では、具体的にどんなことが書かれているのでしょうか? 現代にも通じる、特に大切なポイントを3つご紹介します。
1. 「腹八分目」が最強の健康法!
現代は美味しいものが溢れています。ついつい食べ過ぎてしまう…という人も多いのではないでしょうか。『養生訓』では、「飲食は度を過ぎると害になる」と説き、「腹八分目」が大切だと繰り返し強調しています。
消化器官に負担をかけすぎないことで、体は元気に活動できます。また、食べ過ぎは肥満や生活習慣病の原因にもなりますよね。シンプルですが、なかなか難しいこの教え。意識するだけでも体は変わっていくはずです。
2. 心穏やかに過ごすことが、何よりの養生
ストレスやイライラは、体調に大きく影響します。「最近、胃が痛いな」「よく眠れないな」と感じる時、もしかしたら心の状態が関係しているかもしれません。
益軒先生は、「養生の道は、まず心を穏やかにし、欲を少なくすることから始まる」と述べています。怒りや悲しみ、過度な欲は心だけでなく体にも負担をかけます。情報過多な現代において、デジタルデトックスをしたり、瞑想を取り入れたりして、意識的に心を休める時間を作ることは、まさに現代の養生と言えるでしょう。
3. 動くことこそ、健康の源!
「運動は苦手…」という人もいるかもしれませんが、『養生訓』は激しい運動を勧めているわけではありません。益軒先生は、「飲食後に少し歩くこと」や「だらだらと寝すぎないこと」、「じっとしている時間を少なくすること」の重要性を説いています。
つまり、日常生活の中で体を動かすことこそが大切なのです。エレベーターではなく階段を使う、一駅分歩いてみる、テレビを見ながらストレッチをするなど、無理なく続けられる「ちょこっと運動」から始めてみませんか?
現代にこそ必要な『養生訓』の知恵
『養生訓』の教えは、決して特別なことではありません。

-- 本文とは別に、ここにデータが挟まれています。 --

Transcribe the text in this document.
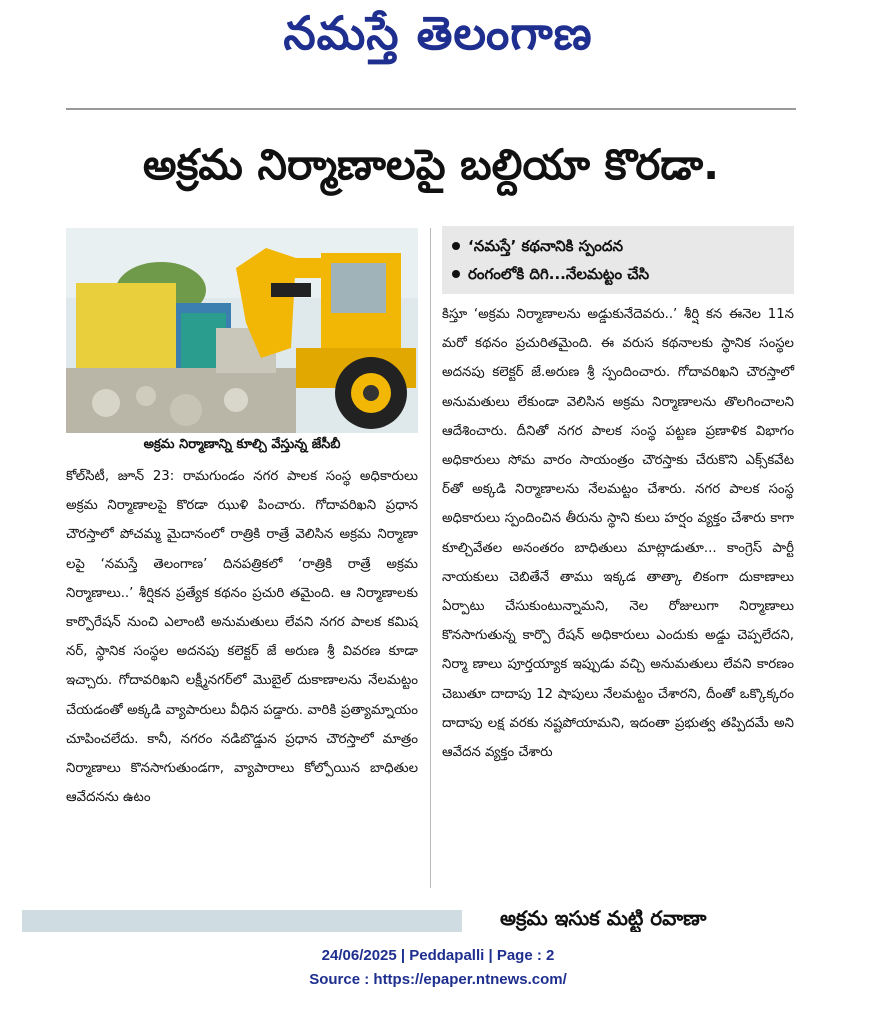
నమస్తే తెలంగాణ
అక్రమ నిర్మాణాలపై బల్దియా కొరడా.
అక్రమ నిర్మాణాన్ని కూల్చి వేస్తున్న జేసీబీ
‘నమస్తే’ కథనానికి స్పందన
రంగంలోకి దిగి...నేలమట్టం చేసి

కోల్‌సిటీ, జూన్ 23: రామగుండం నగర పాలక సంస్థ అధికారులు అక్రమ నిర్మాణాలపై కొరడా ఝుళి పించారు. గోదావరిఖని ప్రధాన చౌరస్తాలో పోచమ్మ మైదానంలో రాత్రికి రాత్రే వెలిసిన అక్రమ నిర్మాణా లపై ‘నమస్తే తెలంగాణ’ దినపత్రికలో ‘రాత్రికి రాత్రే అక్రమ నిర్మాణాలు..’ శీర్షికన ప్రత్యేక కథనం ప్రచురి తమైంది. ఆ నిర్మాణాలకు కార్పొరేషన్ నుంచి ఎలాంటి అనుమతులు లేవని నగర పాలక కమిష నర్, స్థానిక సంస్థల అదనపు కలెక్టర్ జే అరుణ శ్రీ వివరణ కూడా ఇచ్చారు. గోదావరిఖని లక్ష్మీనగర్‌లో మొబైల్ దుకాణాలను నేలమట్టం చేయడంతో అక్కడి వ్యాపారులు వీధిన పడ్డారు. వారికి ప్రత్యామ్నాయం చూపించలేదు. కానీ, నగరం నడిబొడ్డున ప్రధాన చౌరస్తాలో మాత్రం నిర్మాణాలు కొనసాగుతుండగా, వ్యాపారాలు కోల్పోయిన బాధితుల ఆవేదనను ఉటం

కిస్తూ ‘అక్రమ నిర్మాణాలను అడ్డుకునేదెవరు..’ శీర్షి కన ఈనెల 11న మరో కథనం ప్రచురితమైంది. ఈ వరుస కథనాలకు స్థానిక సంస్థల అదనపు కలెక్టర్ జే.అరుణ శ్రీ స్పందించారు. గోదావరిఖని చౌరస్తాలో అనుమతులు లేకుండా వెలిసిన అక్రమ నిర్మాణాలను తొలగించాలని ఆదేశించారు. దీనితో నగర పాలక సంస్థ పట్టణ ప్రణాళిక విభాగం అధికారులు సోమ వారం సాయంత్రం చౌరస్తాకు చేరుకొని ఎక్స్‌కవేట ర్‌తో అక్కడి నిర్మాణాలను నేలమట్టం చేశారు. నగర పాలక సంస్థ అధికారులు స్పందించిన తీరును స్థాని కులు హర్షం వ్యక్తం చేశారు కాగా కూల్చివేతల అనంతరం బాధితులు మాట్లాడుతూ... కాంగ్రెస్ పార్టీ నాయకులు చెబితేనే తాము ఇక్కడ తాత్కా లికంగా దుకాణాలు ఏర్పాటు చేసుకుంటున్నామని, నెల రోజులుగా నిర్మాణాలు కొనసాగుతున్న కార్పొ రేషన్ అధికారులు ఎందుకు అడ్డు చెప్పలేదని, నిర్మా ణాలు పూర్తయ్యాక ఇప్పుడు వచ్చి అనుమతులు లేవని కారణం చెబుతూ దాదాపు 12 షాపులు నేలమట్టం చేశారని, దీంతో ఒక్కొక్కరం దాదాపు లక్ష వరకు నష్టపోయామని, ఇదంతా ప్రభుత్వ తప్పిదమే అని ఆవేదన వ్యక్తం చేశారు

అక్రమ ఇసుక మట్టి రవాణా
24/06/2025 | Peddapalli | Page : 2
Source : https://epaper.ntnews.com/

むしろ、どれも「当たり前」に思えることばかり。しかし、この「当たり前」を継続することこそが、健やかな体と心を作り、長寿へと繋がる道なのです。
300年以上前の知恵が、情報やモノで溢れる現代に生きる私たちに、改めて大切なことを教えてくれています。
忙しい日々の中で、ふと立ち止まり、自分の心と体に耳を傾けてみましょう。『養生訓』のシンプルな教えは、きっとあなたの健やかな毎日をサポートしてくれるはずです。